Because elements and chemical compounds absorb and emit light at characteristic wavelengths, analyzing the light that passes through the atmosphere of the planet as it transits the face of its star using a process called spectroscopy can reveal its composition.
For V1298 Tau b, this investigation uncovered something unusual about this exoplanet’s atmosphere. It is surprisingly low in “metals,” which is the term astronomers use for elements that are heavier than the universe’s two lightest elements, hydrogen and helium.
“We were surprised by the non-detection of methane. The temperature of this planet is ideal for the production of a large amount of methane,” Barat said. “However, its absence points towards chemical processes in its atmosphere, such as strong vertical mixing, which can remove the methane from the observable atmosphere.

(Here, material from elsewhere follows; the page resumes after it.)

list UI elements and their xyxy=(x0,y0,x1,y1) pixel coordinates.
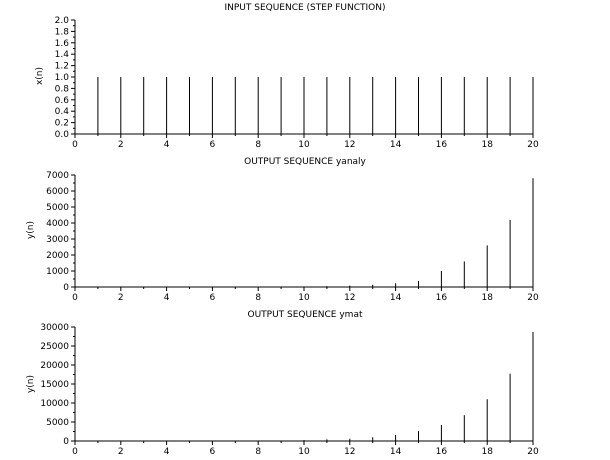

The University of Amsterdam scientist went on to explain that methane can only be removed if a planet’s interior is very hot. The missing methane in the atmosphere of V1298 Tau b led them to hypothesize that the temperatures in the planet’s atmosphere are 80 degrees Fahrenheit (27 degrees Celcius) or greater. By comparison, the average temperature of Jupiter’s atmosphere is minus 166 degrees Fahrenheit (minus 110 degrees Celcius).
Barat said that the current observations only observed water vapor in the atmosphere of V1298 Tau b. This means in the future, they intend to measure the abundance of other molecules, such as carbon dioxide, carbon monoxide, and sulfur dioxide, to complete an inventory of chemicals present in the atmosphere of this exoplanet.
“It is important to precisely constrain these abundances as it ties directly to the location of formation for this planet,” Barat added. “It is also important to investigate the impact of the host star on the planet’s atmospheric chemistry.”
Barat and colleagues have obtained observations of V1298 Tau b with the James Webb Space Telescope (JWST), which they are currently analyzing.
“The JWST is sensitive to a wide array of molecules such as water, methane, carbon dioxide, carbon monoxide, and sulfur dioxide. Thus, we will soon be able to address these questions,” Barat concluded.
The team’s research was published on May 9 in the journal Nature Astronomy.